As if we didn’t have enough security concerns at the moment, here comes another one to make the situation worse. HTTPS, long the staple of website logins, is now said to be vulnerable to a new Department of Homeland Security debuted vulnerability, that allows those using it to potentially steal plaintext information from an HTTPS stream.
Unveiled last Thursday at the Black Hat conference in Las Vegas by Salesforce.com, the attack is described (by InformationWeek) as a, ” man in the middle HTTPS crypto attack,” that is launched by watching the size of the “cipher text received by the browser, while triggering a number of strategically crafted requests to a target site.”
It’s still somewhat archaic in that the sender has to have some idea of what the correct information might be. When they strike lucky, the HTTPS response will be smaller and therefore let on that they’ve guessed correctly. It apparently takes around 4,000 requests usually, but then again, they can be completed in around 30 seconds.

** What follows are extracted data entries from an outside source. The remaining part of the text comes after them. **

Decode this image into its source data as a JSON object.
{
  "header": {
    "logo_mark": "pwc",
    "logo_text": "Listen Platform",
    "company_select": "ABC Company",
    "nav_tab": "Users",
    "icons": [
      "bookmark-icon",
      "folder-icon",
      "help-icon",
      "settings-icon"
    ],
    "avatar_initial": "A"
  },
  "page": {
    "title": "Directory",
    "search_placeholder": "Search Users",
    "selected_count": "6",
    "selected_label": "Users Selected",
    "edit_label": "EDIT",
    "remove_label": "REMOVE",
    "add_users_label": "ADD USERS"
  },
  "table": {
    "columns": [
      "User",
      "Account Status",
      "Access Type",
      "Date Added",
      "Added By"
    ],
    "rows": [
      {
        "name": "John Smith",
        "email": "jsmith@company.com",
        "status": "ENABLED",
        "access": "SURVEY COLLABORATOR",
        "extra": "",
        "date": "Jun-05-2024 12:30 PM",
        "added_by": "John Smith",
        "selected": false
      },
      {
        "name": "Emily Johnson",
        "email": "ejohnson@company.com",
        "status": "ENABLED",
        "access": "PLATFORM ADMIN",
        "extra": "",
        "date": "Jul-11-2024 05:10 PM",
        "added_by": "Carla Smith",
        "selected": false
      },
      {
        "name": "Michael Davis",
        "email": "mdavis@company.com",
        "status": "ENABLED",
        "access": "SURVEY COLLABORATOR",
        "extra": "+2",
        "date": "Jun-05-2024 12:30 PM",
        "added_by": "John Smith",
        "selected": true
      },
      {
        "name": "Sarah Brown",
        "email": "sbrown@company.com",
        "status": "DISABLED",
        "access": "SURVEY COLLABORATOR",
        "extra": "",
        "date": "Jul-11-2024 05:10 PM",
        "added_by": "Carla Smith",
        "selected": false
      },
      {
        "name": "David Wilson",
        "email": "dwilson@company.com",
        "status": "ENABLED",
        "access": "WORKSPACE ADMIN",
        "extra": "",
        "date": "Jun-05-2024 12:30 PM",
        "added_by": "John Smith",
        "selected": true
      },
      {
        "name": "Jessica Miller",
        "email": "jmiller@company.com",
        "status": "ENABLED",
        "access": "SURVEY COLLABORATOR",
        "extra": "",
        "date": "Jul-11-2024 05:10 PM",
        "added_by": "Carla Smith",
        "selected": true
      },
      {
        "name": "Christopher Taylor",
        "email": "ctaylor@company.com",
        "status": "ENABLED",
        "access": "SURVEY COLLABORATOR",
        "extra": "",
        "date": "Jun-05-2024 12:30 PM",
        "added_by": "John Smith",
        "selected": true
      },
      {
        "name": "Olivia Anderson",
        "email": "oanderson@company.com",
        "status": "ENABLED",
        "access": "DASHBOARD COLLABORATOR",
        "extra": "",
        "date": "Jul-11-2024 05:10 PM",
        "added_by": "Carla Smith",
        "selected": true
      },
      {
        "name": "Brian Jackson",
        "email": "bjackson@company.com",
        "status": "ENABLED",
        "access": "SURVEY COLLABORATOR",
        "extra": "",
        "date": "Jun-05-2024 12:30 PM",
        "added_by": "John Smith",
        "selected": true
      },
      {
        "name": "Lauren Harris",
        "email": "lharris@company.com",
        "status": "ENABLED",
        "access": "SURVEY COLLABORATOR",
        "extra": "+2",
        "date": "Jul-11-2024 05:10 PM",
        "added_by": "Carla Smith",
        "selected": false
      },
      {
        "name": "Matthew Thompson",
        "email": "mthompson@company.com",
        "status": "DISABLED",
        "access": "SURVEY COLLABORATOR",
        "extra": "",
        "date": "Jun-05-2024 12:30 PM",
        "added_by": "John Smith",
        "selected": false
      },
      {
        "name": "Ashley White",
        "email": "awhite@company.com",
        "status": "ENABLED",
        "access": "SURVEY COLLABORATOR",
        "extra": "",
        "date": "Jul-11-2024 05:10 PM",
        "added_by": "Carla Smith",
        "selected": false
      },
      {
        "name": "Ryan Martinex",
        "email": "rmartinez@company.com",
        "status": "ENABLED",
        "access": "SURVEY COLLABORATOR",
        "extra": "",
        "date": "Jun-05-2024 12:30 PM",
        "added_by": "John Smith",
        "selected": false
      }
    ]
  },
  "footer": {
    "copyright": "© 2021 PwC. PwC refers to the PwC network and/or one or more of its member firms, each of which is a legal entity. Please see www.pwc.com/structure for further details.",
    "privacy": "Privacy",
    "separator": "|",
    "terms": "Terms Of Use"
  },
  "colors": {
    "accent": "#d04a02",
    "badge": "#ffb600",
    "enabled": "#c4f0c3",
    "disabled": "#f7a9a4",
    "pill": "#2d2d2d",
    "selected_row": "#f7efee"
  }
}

The response from the security community has been to suggest a fix for the HTTPS protocol, but it won’t be easy. The only upside of the whole thing is that the hack needs to be triggered on a site by site basis, so it can’t be applied to a large number at a time. Hackers would also need to be able to passively monitor the target’s internet traffic, which would potentially mean they need to be on the same local network – which is unlikely in a lot of cases.
KitGuru Says: Hopefully that means the HTTPS is relatively safe for now, but as usual, take basic steps to keep your data secure. Use unique, complicated passwords for everything you do online.